Por alguma razão inconsciente, eu fugia da notícia. Mas a notícia me perseguia. Até no avião, o único jornal abria na minha cara o drama da baleia encalhada na praia de Saquarema. Por mal dos pecados, o meu vizinho também não pensava noutra coisa. Leu a notícia com o rabo de olho e entrou no assunto com uma ração franciscana de conhecimento sobre o episódio e sobre as baleias.

Afinal, depois de quase três dias se debatendo na areia da praia e na tela da televisão, o filhote de jubarte conseguiu ser devolvido ao mar. Até a União Soviética acabou, como foi dito por locutores especializados em necrológio eufórico. Mas o drama da baleia não acabava.
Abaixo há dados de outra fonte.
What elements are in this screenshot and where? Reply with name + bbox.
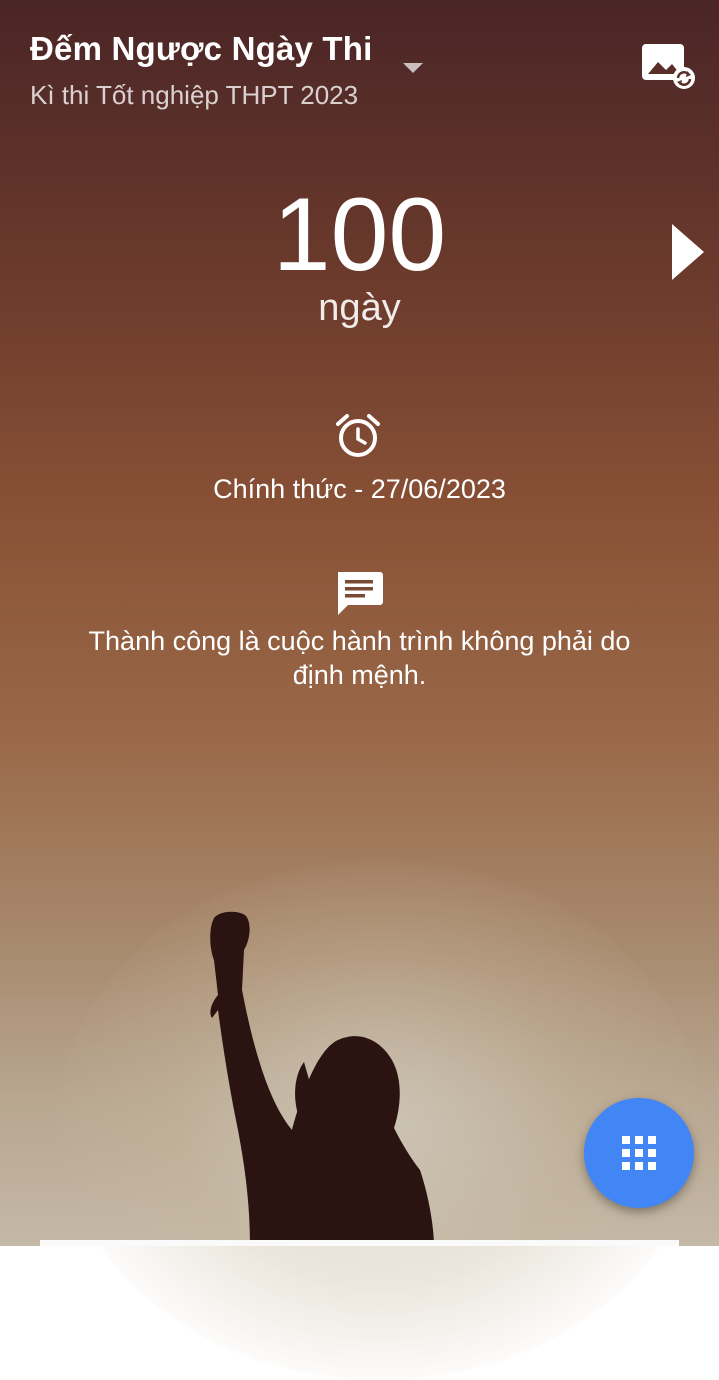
chevron-right-icon[interactable]	[668, 220, 708, 284]
exam-subtitle: Kì thi Tốt nghiệp THPT 2023	[30, 80, 359, 110]
days-remaining: 100	[272, 177, 447, 293]
alarm-clock-icon	[334, 412, 382, 460]
exam-date: Chính thức - 27/06/2023	[213, 474, 506, 504]
header: Đếm Ngược Ngày Thi	[30, 30, 373, 68]
page-title[interactable]: Đếm Ngược Ngày Thi	[30, 30, 373, 68]
caret-down-icon[interactable]	[403, 63, 423, 73]
days-unit: ngày	[318, 287, 401, 329]
apps-grid-icon	[622, 1136, 656, 1170]
apps-grid-button[interactable]	[584, 1098, 694, 1208]
motivational-quote: Thành công là cuộc hành trình không phải…	[88, 626, 631, 690]
message-icon	[334, 570, 384, 616]
bottom-sheet-edge	[40, 1240, 679, 1246]
image-refresh-icon[interactable]	[640, 42, 698, 92]
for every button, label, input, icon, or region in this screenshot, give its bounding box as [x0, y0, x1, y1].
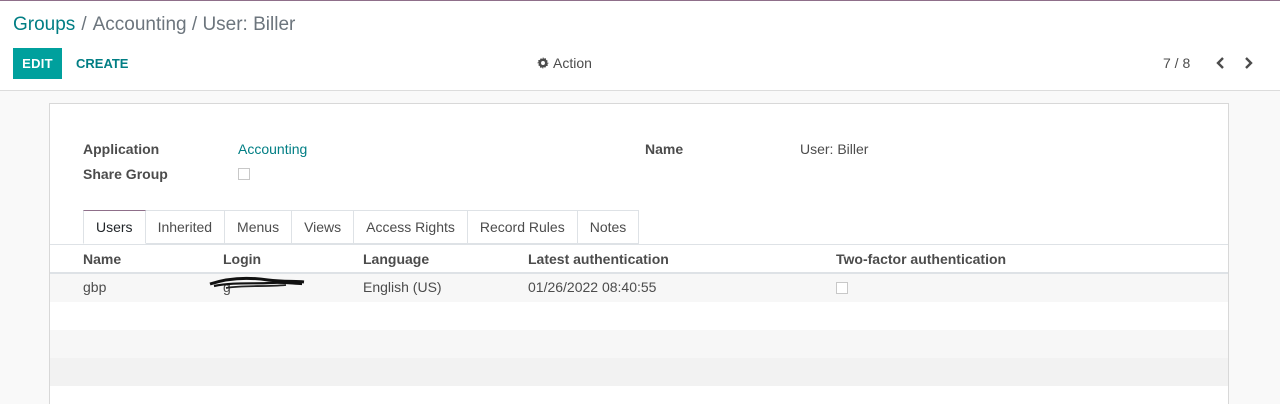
redaction-scribble: [209, 276, 305, 289]
cell-latest-authentication: 01/26/2022 08:40:55: [528, 279, 657, 295]
pager-next-button[interactable]: [1240, 53, 1258, 73]
pager-value[interactable]: 7 / 8: [1163, 55, 1190, 71]
table-header: Name Login Language Latest authenticatio…: [50, 245, 1228, 274]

Centenas de curiosos foram lá apreciar aquela montanha de força a se esfalfar em vão na luta pela sobrevivência. Um belo espetáculo.

À noite, cessava o trabalho, ou a diversão. Mas já ao raiar do dia, sem recursos, com simples cordas e as próprias mãos, todos se empenhavam no lúdico objetivo comum. Comum, vírgula. O sorveteiro vendeu centenas de picolés. Por ele a baleia ficava encalhada por mais duas ou três semanas. Uma santa senhora teve a feliz ideia de levar pastéis e empadinhas para sorveteiro vender com ágio. Um malvado sugeriu que se desse por perdida a batalha e se começasse logo a repartir os primeiros bifes.

Em 1966, uma baleia adulta foi parar ali mesmo e em 15 minutos estava toda retalhada. Muitos se lembravam da alegria voraz com que foram disputadas as toneladas da vítima. Essa de agora teve mais sorte. Não porque fosse um filhote de 12 metros e apenas dez toneladas. Foi salva graças à religião ecológica que anda na moda e que por um momento estabeleceu uma trégua entre todos nós, animais de sangue quente ou de sangue frio.

Até que enfim chegou uma traineira da Petrobrás. Logo uma estatal, ó céus, num momento em que é preciso dar provas da eficácia da empresa privada. De qualquer forma, eu já podia recolher a minha aflição. Metáfora fácil, lá se foi, espero que salva, a baleia de Saquarema. O maior animal do mundo assim frágil, à mercê de curiosos. Moby Dick, a baleia branca, derrotou o obstinado Capitão Ahab. À noite, sonhei com o Brasil encalhado na areia diabólica da inflação. A bordo, uma tripulação de camelôs anunciava suas bugigangas. Tudo fala. Tudo é símbolo.